Va echando raíces en España la celebración de Halloween, un entusiasmo para la chiquillería. Y no faltan entre los mayores un manifiesto rechazo sobre este espectáculo, dado que esta fiesta no la consideran como nuestra. Y abundando en esta apreciación se levantó en una Conferencia Episcopal de hace muchos años una voz autorizada que manifestó de Halloween que “no es inocente, pues tiene un trasfondo de ocultismo y de otros tipos corrientes que dejan su huella de anticristianismo”.

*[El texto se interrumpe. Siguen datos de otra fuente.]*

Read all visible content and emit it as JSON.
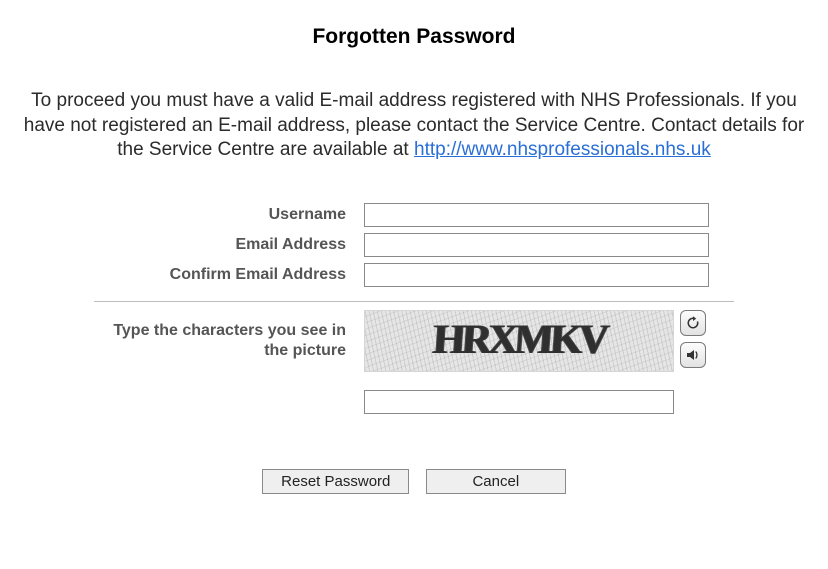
{
  "title": "Forgotten Password",
  "instructions_text": "To proceed you must have a valid E-mail address registered with NHS Professionals. If you have not registered an E-mail address, please contact the Service Centre. Contact details for the Service Centre are available at ",
  "instructions_link_text": "http://www.nhsprofessionals.nhs.uk",
  "fields": {
    "username_label": "Username",
    "username_value": "",
    "email_label": "Email Address",
    "email_value": "",
    "confirm_email_label": "Confirm Email Address",
    "confirm_email_value": ""
  },
  "captcha": {
    "label": "Type the characters you see in the picture",
    "image_text": "HRXMKV",
    "input_value": ""
  },
  "buttons": {
    "reset": "Reset Password",
    "cancel": "Cancel"
  }
}
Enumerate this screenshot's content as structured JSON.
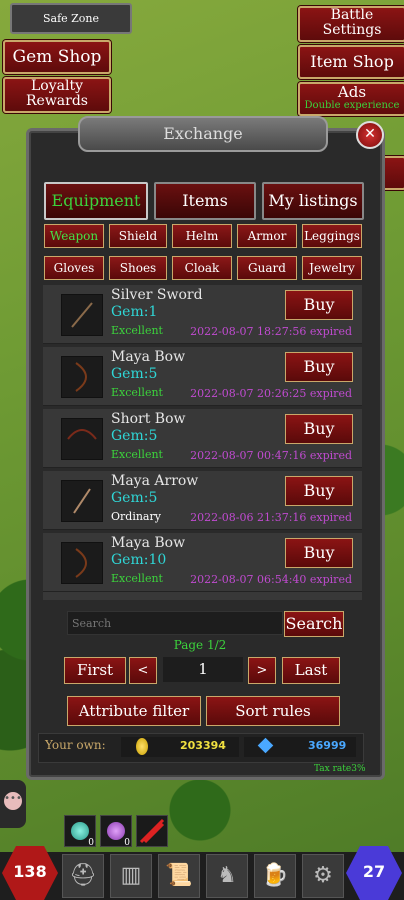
{
  "hud": {
    "safe_zone": "Safe Zone",
    "gem_shop": "Gem Shop",
    "loyalty_rewards": "Loyalty Rewards",
    "battle_settings": "Battle Settings",
    "item_shop": "Item Shop",
    "ads": "Ads",
    "ads_sub": "Double experience"
  },
  "dialog": {
    "title": "Exchange",
    "tabs": [
      "Equipment",
      "Items",
      "My listings"
    ],
    "categories_row1": [
      "Weapon",
      "Shield",
      "Helm",
      "Armor",
      "Leggings"
    ],
    "categories_row2": [
      "Gloves",
      "Shoes",
      "Cloak",
      "Guard",
      "Jewelry"
    ],
    "listings": [
      {
        "name": "Silver Sword",
        "gem": "Gem:1",
        "quality": "Excellent",
        "expiry": "2022-08-07 18:27:56 expired",
        "buy": "Buy"
      },
      {
        "name": "Maya Bow",
        "gem": "Gem:5",
        "quality": "Excellent",
        "expiry": "2022-08-07 20:26:25 expired",
        "buy": "Buy"
      },
      {
        "name": "Short Bow",
        "gem": "Gem:5",
        "quality": "Excellent",
        "expiry": "2022-08-07 00:47:16 expired",
        "buy": "Buy"
      },
      {
        "name": "Maya Arrow",
        "gem": "Gem:5",
        "quality": "Ordinary",
        "expiry": "2022-08-06 21:37:16 expired",
        "buy": "Buy"
      },
      {
        "name": "Maya Bow",
        "gem": "Gem:10",
        "quality": "Excellent",
        "expiry": "2022-08-07 06:54:40 expired",
        "buy": "Buy"
      }
    ],
    "search_placeholder": "Search",
    "search_button": "Search",
    "page_label": "Page 1/2",
    "first": "First",
    "prev": "<",
    "page_value": "1",
    "next": ">",
    "last": "Last",
    "attribute_filter": "Attribute filter",
    "sort_rules": "Sort rules",
    "your_own": "Your own:",
    "gold": "203394",
    "gems": "36999",
    "tax_rate": "Tax rate3%"
  },
  "bottom": {
    "level_left": "138",
    "level_right": "27",
    "potion_count_1": "0",
    "potion_count_2": "0"
  },
  "colors": {
    "active_text": "#3cd23c",
    "gem_text": "#2fd6d6",
    "expiry_text": "#c04bd0",
    "button_red": "#8b1414"
  }
}
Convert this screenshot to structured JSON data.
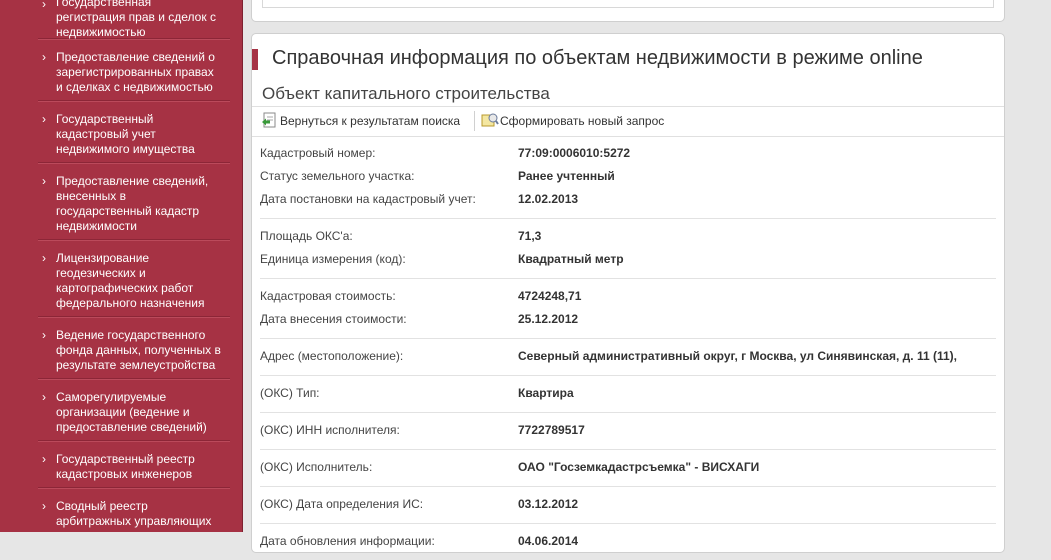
{
  "sidebar": {
    "items": [
      {
        "label": "Государственная регистрация прав и сделок с недвижимостью"
      },
      {
        "label": "Предоставление сведений о зарегистрированных правах и сделках с недвижимостью"
      },
      {
        "label": "Государственный кадастровый учет недвижимого имущества"
      },
      {
        "label": "Предоставление сведений, внесенных в государственный кадастр недвижимости"
      },
      {
        "label": "Лицензирование геодезических и картографических работ федерального назначения"
      },
      {
        "label": "Ведение государственного фонда данных, полученных в результате землеустройства"
      },
      {
        "label": "Саморегулируемые организации (ведение и предоставление сведений)"
      },
      {
        "label": "Государственный реестр кадастровых инженеров"
      },
      {
        "label": "Сводный реестр арбитражных управляющих"
      }
    ]
  },
  "main": {
    "title": "Справочная информация по объектам недвижимости в режиме online",
    "subtitle": "Объект капитального строительства",
    "toolbar": {
      "back_label": "Вернуться к результатам поиска",
      "new_label": "Сформировать новый запрос"
    },
    "groups": [
      {
        "rows": [
          {
            "key": "Кадастровый номер:",
            "value": "77:09:0006010:5272"
          },
          {
            "key": "Статус земельного участка:",
            "value": "Ранее учтенный"
          },
          {
            "key": "Дата постановки на кадастровый учет:",
            "value": "12.02.2013"
          }
        ]
      },
      {
        "rows": [
          {
            "key": "Площадь ОКС'а:",
            "value": "71,3"
          },
          {
            "key": "Единица измерения (код):",
            "value": "Квадратный метр"
          }
        ]
      },
      {
        "rows": [
          {
            "key": "Кадастровая стоимость:",
            "value": "4724248,71"
          },
          {
            "key": "Дата внесения стоимости:",
            "value": "25.12.2012"
          }
        ]
      },
      {
        "rows": [
          {
            "key": "Адрес (местоположение):",
            "value": "Северный административный округ, г Москва, ул Синявинская, д. 11 (11),"
          }
        ]
      },
      {
        "rows": [
          {
            "key": "(ОКС) Тип:",
            "value": "Квартира"
          }
        ]
      },
      {
        "rows": [
          {
            "key": "(ОКС) ИНН исполнителя:",
            "value": "7722789517"
          }
        ]
      },
      {
        "rows": [
          {
            "key": "(ОКС) Исполнитель:",
            "value": "ОАО \"Госземкадастрсъемка\" - ВИСХАГИ"
          }
        ]
      },
      {
        "rows": [
          {
            "key": "(ОКС) Дата определения ИС:",
            "value": "03.12.2012"
          }
        ]
      },
      {
        "rows": [
          {
            "key": "Дата обновления информации:",
            "value": "04.06.2014"
          }
        ]
      }
    ]
  },
  "colors": {
    "sidebar": "#a63244",
    "accent": "#a63244",
    "background": "#e6e6e6"
  }
}
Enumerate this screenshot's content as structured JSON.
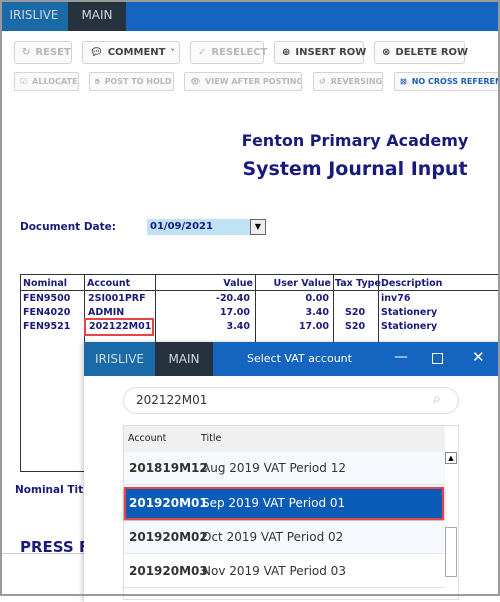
{
  "tabs": {
    "irislive": "IRISLIVE",
    "main": "MAIN"
  },
  "toolbar": {
    "reset": "RESET",
    "comment": "COMMENT",
    "reselect": "RESELECT",
    "insert_row": "INSERT ROW",
    "delete_row": "DELETE ROW",
    "allocate": "ALLOCATE",
    "post_to_hold": "POST TO HOLD",
    "view_after_posting": "VIEW AFTER POSTING",
    "reversing": "REVERSING",
    "no_cross_reference": "NO CROSS REFERENCE"
  },
  "header": {
    "org": "Fenton Primary Academy",
    "title": "System Journal Input"
  },
  "document_date": {
    "label": "Document Date:",
    "value": "01/09/2021"
  },
  "table": {
    "headers": [
      "Nominal",
      "Account",
      "Value",
      "User Value",
      "Tax Type",
      "Description"
    ],
    "rows": [
      [
        "FEN9500",
        "2SI001PRF",
        "-20.40",
        "0.00",
        "",
        "inv76"
      ],
      [
        "FEN4020",
        "ADMIN",
        "17.00",
        "3.40",
        "S20",
        "Stationery"
      ],
      [
        "FEN9521",
        "202122M01",
        "3.40",
        "17.00",
        "S20",
        "Stationery"
      ]
    ]
  },
  "nominal_title_label": "Nominal Titl",
  "press_label": "PRESS F",
  "dialog": {
    "tabs": {
      "irislive": "IRISLIVE",
      "main": "MAIN"
    },
    "title": "Select VAT account",
    "search_value": "202122M01",
    "columns": [
      "Account",
      "Title"
    ],
    "rows": [
      [
        "201819M12",
        "Aug 2019 VAT Period 12"
      ],
      [
        "201920M01",
        "Sep 2019 VAT Period 01"
      ],
      [
        "201920M02",
        "Oct 2019 VAT Period 02"
      ],
      [
        "201920M03",
        "Nov 2019 VAT Period 03"
      ]
    ],
    "selected_index": 1
  },
  "colors": {
    "blue": "#1565c0",
    "navy": "#1a1a7a",
    "selected": "#0b5cb8",
    "highlight": "#e8434a"
  }
}
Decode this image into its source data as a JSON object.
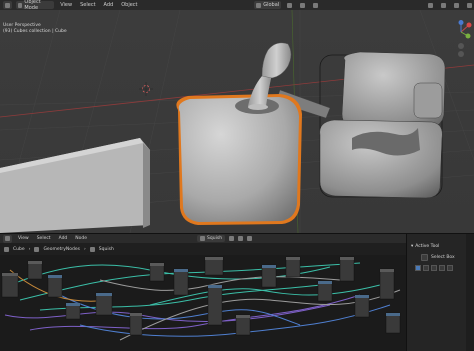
{
  "header": {
    "mode_label": "Object Mode",
    "menus": [
      "View",
      "Select",
      "Add",
      "Object"
    ],
    "orientation_label": "Global"
  },
  "viewport": {
    "perspective_label": "User Perspective",
    "collection_label": "(93) Cubes collection | Cube"
  },
  "node_editor": {
    "header_menus": [
      "View",
      "Select",
      "Add",
      "Node"
    ],
    "node_group_label": "Squish",
    "breadcrumb": [
      "Cube",
      "GeometryNodes",
      "Squish"
    ]
  },
  "side_panel": {
    "title": "Active Tool",
    "tool_label": "Select Box"
  },
  "colors": {
    "selection_orange": "#e0781e",
    "node_teal": "#3bbfa8",
    "node_purple": "#7e60c8",
    "node_blue": "#4f7fd0"
  }
}
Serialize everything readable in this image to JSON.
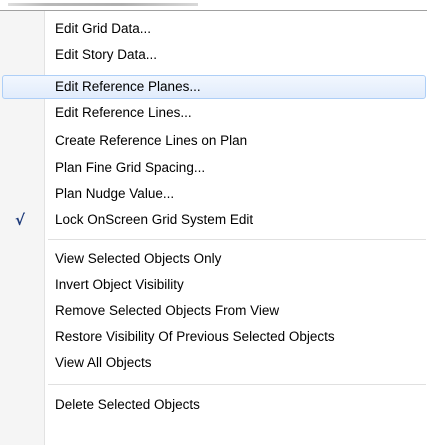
{
  "menu": {
    "group1": [
      {
        "label": "Edit Grid Data..."
      },
      {
        "label": "Edit Story Data..."
      },
      {
        "label": "Edit Reference Planes..."
      },
      {
        "label": "Edit Reference Lines..."
      },
      {
        "label": "Create Reference Lines on Plan"
      },
      {
        "label": "Plan Fine Grid Spacing..."
      },
      {
        "label": "Plan Nudge Value..."
      },
      {
        "label": "Lock OnScreen Grid System Edit",
        "check": "√"
      }
    ],
    "group2": [
      {
        "label": "View Selected Objects Only"
      },
      {
        "label": "Invert Object Visibility"
      },
      {
        "label": "Remove Selected Objects From View"
      },
      {
        "label": "Restore Visibility Of Previous Selected Objects"
      },
      {
        "label": "View All Objects"
      }
    ],
    "group3": [
      {
        "label": "Delete Selected Objects"
      }
    ],
    "highlighted_item": "Edit Reference Planes...",
    "colors": {
      "highlight_border": "#aecff7",
      "highlight_fill": "#e1ecfc",
      "check_mark": "#1d3a7a",
      "gutter": "#f5f5f5"
    }
  }
}
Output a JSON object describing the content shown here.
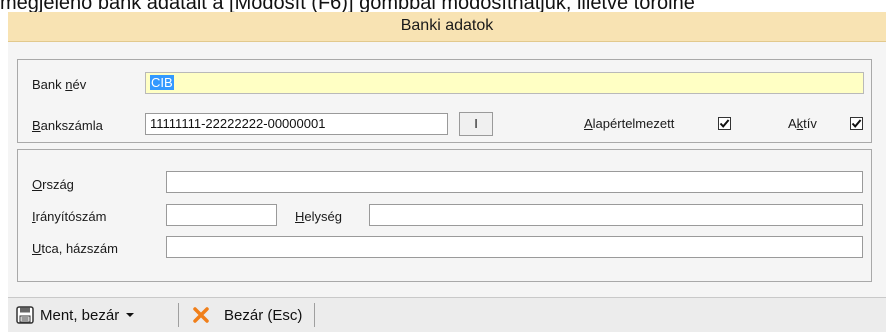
{
  "doc": {
    "text": "megjelenő bank adatait a [Módosít (F6)] gombbal módosíthatjuk, illetve törölhe"
  },
  "window": {
    "title": "Banki adatok"
  },
  "bank": {
    "name_label_pre": "Bank ",
    "name_label_u": "n",
    "name_label_post": "év",
    "name_value": "CIB",
    "account_label_u": "B",
    "account_label_post": "ankszámla",
    "account_value": "11111111-22222222-00000001",
    "lookup_btn": "I",
    "default_label_u": "A",
    "default_label_post": "lapértelmezett",
    "default_checked": true,
    "active_label_pre": "A",
    "active_label_u": "k",
    "active_label_post": "tív",
    "active_checked": true
  },
  "address": {
    "country_label_u": "O",
    "country_label_post": "rszág",
    "country_value": "",
    "zip_label_u": "I",
    "zip_label_post": "rányítószám",
    "zip_value": "",
    "city_label_u": "H",
    "city_label_post": "elység",
    "city_value": "",
    "street_label_u": "U",
    "street_label_post": "tca, házszám",
    "street_value": ""
  },
  "toolbar": {
    "save_label": "Ment, bezár",
    "close_label": "Bezár (Esc)"
  }
}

Si hacemos caso a Guillermo Fesser debemos reconocer que es tan nuestra como Gibraltar. Cuenta que el hecho lo descubrió durante su estancia en el estado de Nueva York. Era el final de octubre, cuando tocaba rastrillar hojas de arce, tallar calabazas, construir lápidas de corcho y dar chocolatinas. Intrigado por el origen, comenzó a desmembrar en sílabas la palabra: All, todos. Hallow, santificar. Even, abreviatura de evening, tarde. ¡Víspera de Todos los Santos! Aleluya, se dijo. Resultó un nombre cristiano que procedía de una costumbre celta y que coincidiendo con la caída de la hoja, símbolo de la muerte en la naturaleza, se remontaba nada menos que a la Europa del siglo III a.C.
Parece ser que en la Edad del Hierro, los habitantes del centro y norte peninsular creían que la noche de transición del invierno al verano, bajaban del cielo las almas, unidas en Santa Compaña, y vagaban por los caminos cubiertas por blanco sudario. Aquel que se topara con esta procesión estaba condenado a unirse a ella, y para evitar estos lances colocaban lámparas de aceite en los cruces de caminos con el fin de hacerles fácil el recorrido y no perderse. ¡Vamos, que aligeraran el paso! Pero si se producía un encuentro, al vivo se le iban a aparecer los muertos todas las noches; y para erradicar el mal no había otra cosa mejor que hacer que ganarse al enemigo por el estómago. Así, se organizaban fiestas en los cementerios y les ofrecían a los difuntos dulces y castañas asadas sobre sus tumbas. Como abundaba el vino, al final los asistentes se tiznaban la cara con el carbón de las hogueras y se asustaban los unos a los otros.
El Papa Gregorio IV, año 835, cristianizó la ceremonia; pero antes los disfraces, los dulces y las linternas ya formaban parte del imaginario popular. Luego quedaron prohibidos justificando la Iglesia que era cosa de brujas y que donde estuvieran los ángeles que se quitaran ellas. España fue obediente e hizo desaparecer oficialmente la ceremonia. En el Reino Unido pudieron recuperarla con la llegada de la reforma y más tarde los irlandeses se la llevaron a América en el siglo XIX.
La que nos llega ahora a nosotros, en viaje de vuelta como los cantes, es la irlandesa. Fue Washington Irving quien se encargó de asociarla a los maizales. Y a partir de ahí, se abrieron infinitos caminos para solaz del marketing.
Y esto es casi todo de una fiesta que fue de aquí, se marchó y retorna como cualquier emigrante. Por tanto no hay que considerarla como una invasión cultural ni diabólica. A quien le guste que la disfrute; a los que no, que la ignoren.